実家を継ぐのか−。迷いながらも学業成就、出世の道を駆け上ってきた。「毎日みんなが笑っていられる」を理想とするカラオケチャンプの木田マイク社長(50)は、顧客と従業員の幸せを願いつつ、出店計画を練る。

木田さんは富山県で美容院を営む一家の4人きょうだいの長男。「自分は美容師に合っているのか」と葛藤を抱いた高校時代、勉強に身が入らず、成績は学年130位ほどで最下位に近かった。「今は美容師も大学を出る時代なのに」と両親も諦め気味。一念発起したのは部活引退後の3年の夏。恋人にふられた折でもあり、受験勉強に打ち込むと、成績は10位台に急上昇、周囲を驚かせた。「人の評価は頑張り次第ですぐに変わる」とさとった。

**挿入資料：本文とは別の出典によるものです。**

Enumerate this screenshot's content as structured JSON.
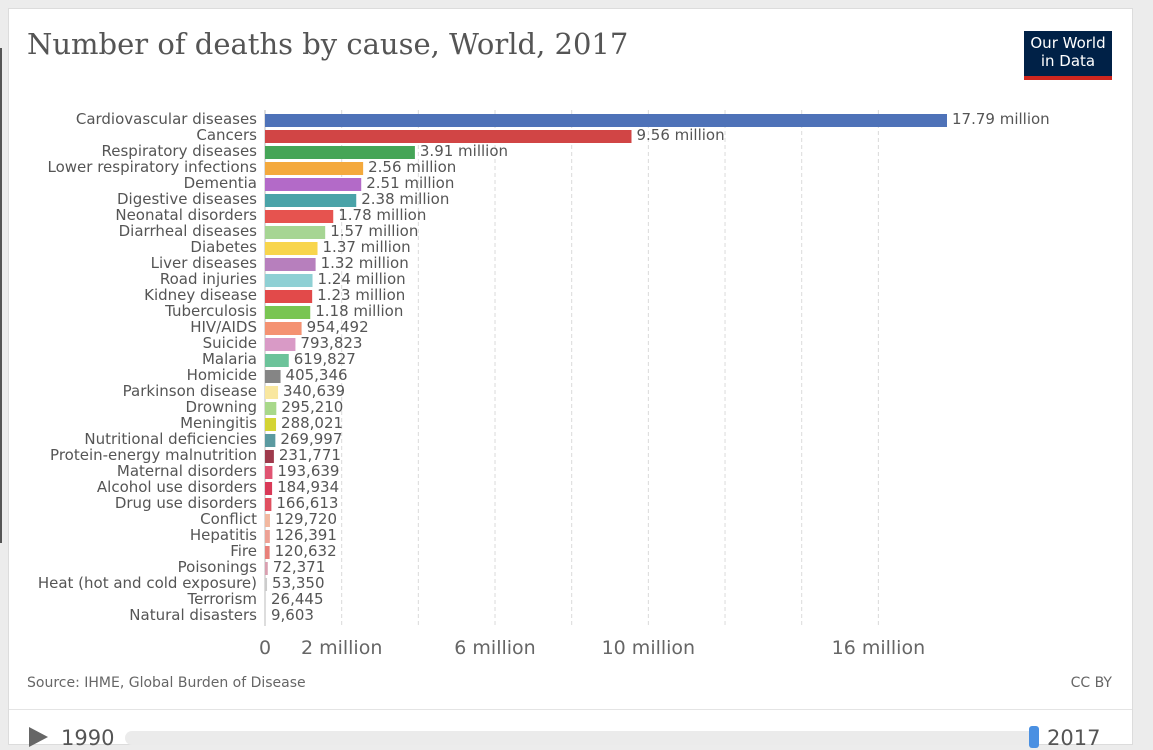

京都の大学に進み、1人暮らしを始めた。全国から集まった学友と夜な夜な語り合い、3年の時に東南アジアやヨーロッパなど世界中を旅した。視野が広がり、実家を継ぐより「海外で活躍したい」気持ちが強まっていった。

新卒でリクルートに就職、遮二無二働き、担当部門で成績トップに。それを節目に「仕事の基礎を教わった。感謝しかない」会社に別れを告げ、1994年、米国へ渡った。

学生ビザによる渡米で、当初起業する気はなかった。カラオケ店オーナーとの偶然の出会いが転機となった。2時間ほど話し込んで経営の面白さを聞くうち、思いが募って起業を決意。休学し、なけなしの約30万円を元手に95年、カラオケ機材のレンタルから実業家の道を歩み出した。滑り出しは良かった。見込み違いは米国人客が少なかったこと。「パーティー好きな国民性だ。潜在需要はあるはず」とにらみ、他社に先んじて新曲を充実させ、曲数を約3倍に増やすことで「需要を顕在化させた」。シアトルやラスベガスにも展開し、市場を開拓してきた。

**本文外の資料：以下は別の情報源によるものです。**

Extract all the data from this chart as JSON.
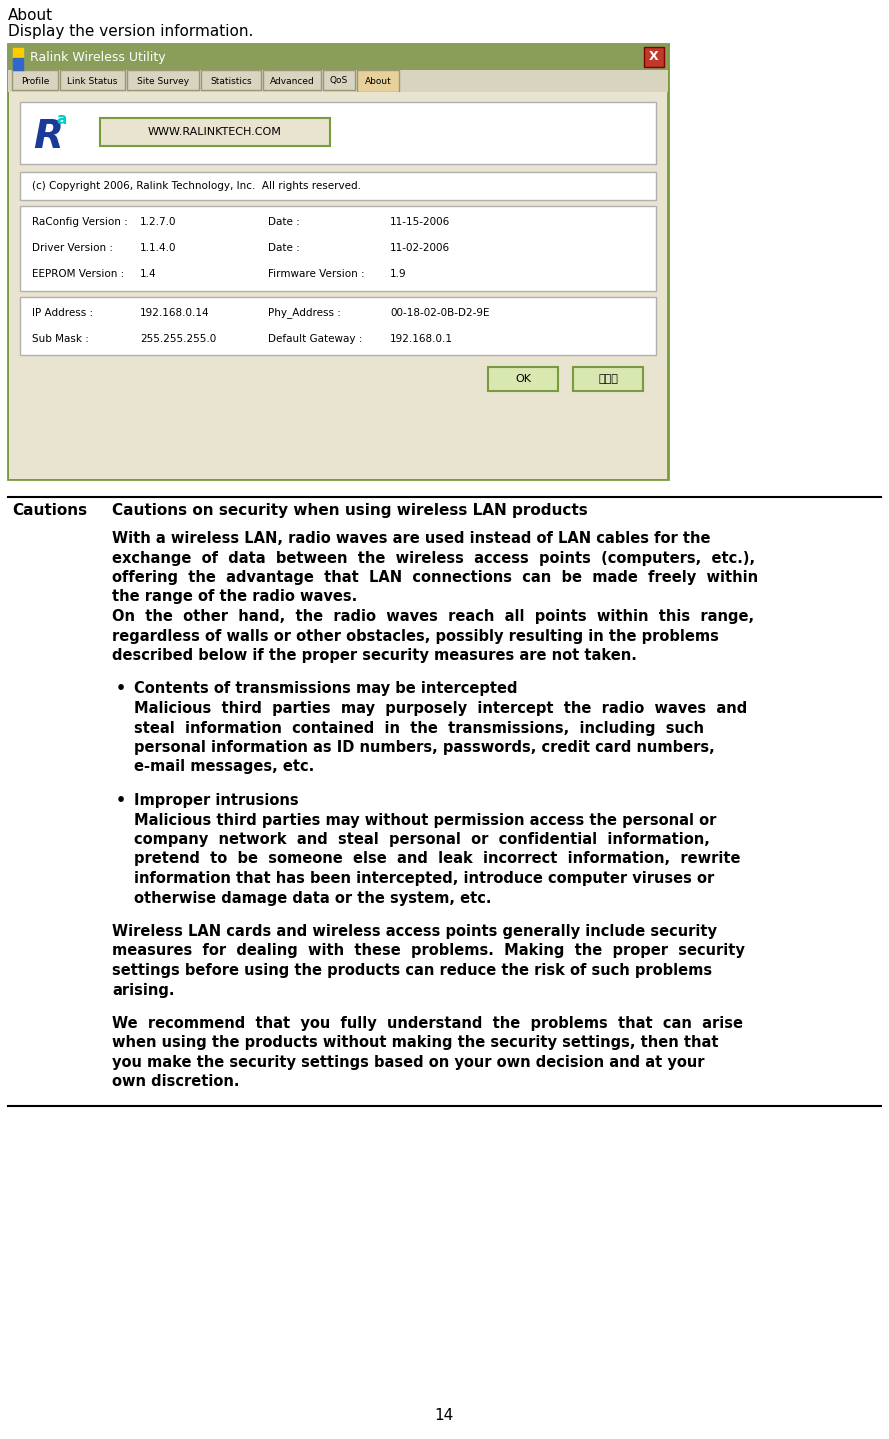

木田マイク(きだ・まいく)■富山県高岡市出身。同志社大卒業後、1990年リクルート入社。94年に来米、95年ジョンマンUSA(現カラオケチャンプ)創業。「ヒールソニック」ブランドのカラオケ機材レンタル・販売のほか、クイーンズ区アストリアにある直営店「Karaoke Shout」など11店を展開。近くロサンゼルスに新店をオープン。クイーンズ区在住。

2001年の同時多発テロ後の自粛ムードなど危機は何度もあった。特にリーマン・ショック後は客足が遠のき、社運をかけた大規模直営店の融資も契約直前に破談。経営が悪化したが、従業員の雇用は守りたいと、「気が休まる時はなかった」。誰よりも働き、ピンチをしのいだ。

何とか資金を集め直し、09年に念願の直営店「カラオケシャウト」を構えた。「ここに来ると楽しんでくれている人の姿が見える。『俺、ええ仕事してるやん』と再認識できる」と自身の憩いの場にもなった。

趣味は家族と出掛ける旅行。理想は1年のうち米国、日本、それ以外でそれぞれ3分の1つずつ、旅するように暮らすこと。年2回は実家に帰省する。後を継がなかった実家の美容院の将来を気にかけ、少し寂しげな木田さん。経営者となり、親の気持ちが分かるようになった。歌うことが人々の癒やしにつながると信じ、家族のような温かい職場をつくっていくのが信条だ。